James Ravenscroft objects to other matters in my analysis of Waco:

You describe the use of tanks at David Koresh's compound as an outrageous example of government totalitarianism. Now, believe me, I'm familiar with the excesses of the federal government from Japanese internment in World War II to the use of soldiers as guinea pigs for radiation and biological testing.

The use of armored vehicles at Waco, though dramatic, was no more offensive to a free society than the use of helicopters or armed federal agents. People who have never worked for the government often presume a huge monolithic entity of limitless power and faceless, nameless automatons. The fact is that the federal government is composed of men and women who want to do their job and go home safely.

Four ATF agents were killed serving a lawful warrant, raising the stakes at Waco. Koresh and his followers were equipped with long rifles capable of penetrating body armor, helmets, car doors, aircraft fuselage and practically anything available to law enforcement. You can bet that nobody wanted to be that fifth victim, and yet FBI agents cannot simply go home. There is a job to do. Only tanks could move close to the compound safely. The tanks did not use the considerable firepower available to them. They knocked down the structure to allow everyone to escape had they wished to. And they did take gunfire in the process.

Law enforcement has taken on a more paramilitary look in the past few years.
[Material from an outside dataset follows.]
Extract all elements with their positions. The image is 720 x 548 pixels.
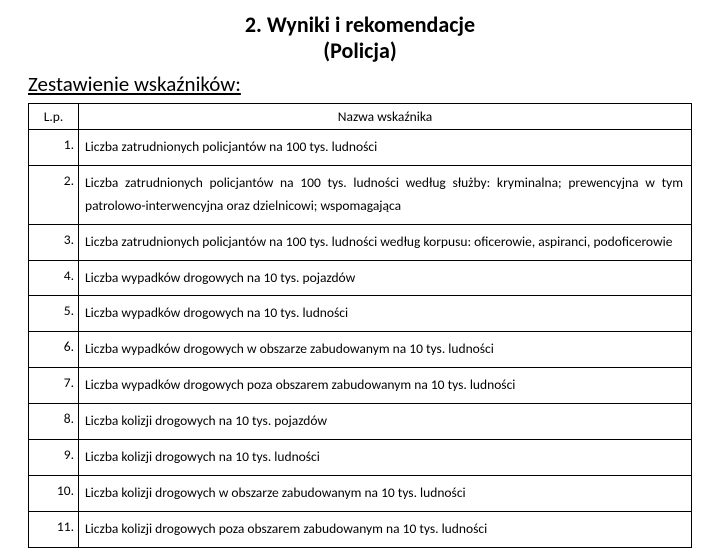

The scene of SWAT teams who are indistinguishable from soldiers with military equipment has been prompted by the increased firepower and organization of domestic criminal groups. I would remind people that if it were you going into a drug lab or cult compound or hostage barricade, you would want all the protection you could get.

My background is that I am an Army Reserve tank officer and Border Patrol agent. I have friends in every federal law enforcement agency. Two weeks ago, I sat in a Border Patrol expedition with steel mesh covering all of the glass to allow Mexicans to throw rocks at me. Last night, I sat in a Border Patrol expedition with bulletproof glass, prompted by a friend of mine being shot in the head while he sat in the same position I did on the U.S.-Mexico border. Yet I am still not allowed to carry a long rifle due to the risk of innocent casualties in Mexico. I think you would agree that I do my job out of patriotism, but I do not wish to die for my country. The body armor and handgun I'm supplied with can do only so much, and I can't walk away from a dangerous situation that I'm expected to deal with. Your points about guns being inanimate objects incapable of committing their own evil is true of helicopters and tanks as well.

Thank you for your superb and inspiring letter, Mr. Ravenscroft. However, it is not the heroic men on the ground whom I blame for the grotesque 51-day siege and disastrous attack on the Koresh compound, which resulted in the fiery death of more than 70 adults and children, but those in charge, from the clumsy, egotistical regional coordinators all the way up to the Department of Justice, attorney general and White House. (The latter's command structure at the time remains murky but may have included the first lady and her confidant, the suicidal Vincent Foster.)

David Koresh was a fruitcake, but his remote encampment, however heavily armed, offered little immediate danger to the community or nation. The needless and sometimes manic escalation of that confrontation into a full-scale military assault, where tanks were used against American citizens, was one of the most shocking uses of arbitrary government power in the history of modern democracies.

Those four dead ATF agents were martyrs to administrative stupidity and incompetence, but their lives were not redeemed by the barbaric slaughter of Koresh followers that followed. And the liberal media's failure to hold the new Clinton administration accountable led directly to the death of 168 innocent citizens in Timothy McVeigh's moronic revenge bombing two years later at the Federal Building in Oklahoma City.

Two readers write to protest the assertion about Kimberly Bergalis in a letter from a Salon reader in my last column. Ward Chanley declares, "There's no conclusive evidence that Bergalis contracted HIV from her dentist." He goes on to cite a Web summary of a 1996 report in the Annals of Internal Medicine:

Centers for Disease Control scientists say that they may never be able to explain how and if Florida dentist David Acer transmitted HIV to six patients, including Kimberly Bergalis. "The science doesn't provide us with a conclusive answer [on Acer], but it does reiterate the overall safety for both healthcare provider and patients," says Dr. Donald Marianos, a CDC researcher.

A reader in Hawaii who asks not to be identified recalls admittedly obscure follow-up reportage containing the revelation that Bergalis suffered from a different strain of HIV than did her dentist, that she was not a virgin as she claimed, and that she had been a drug-user: "She scammed the nation, including in her congressional testimony."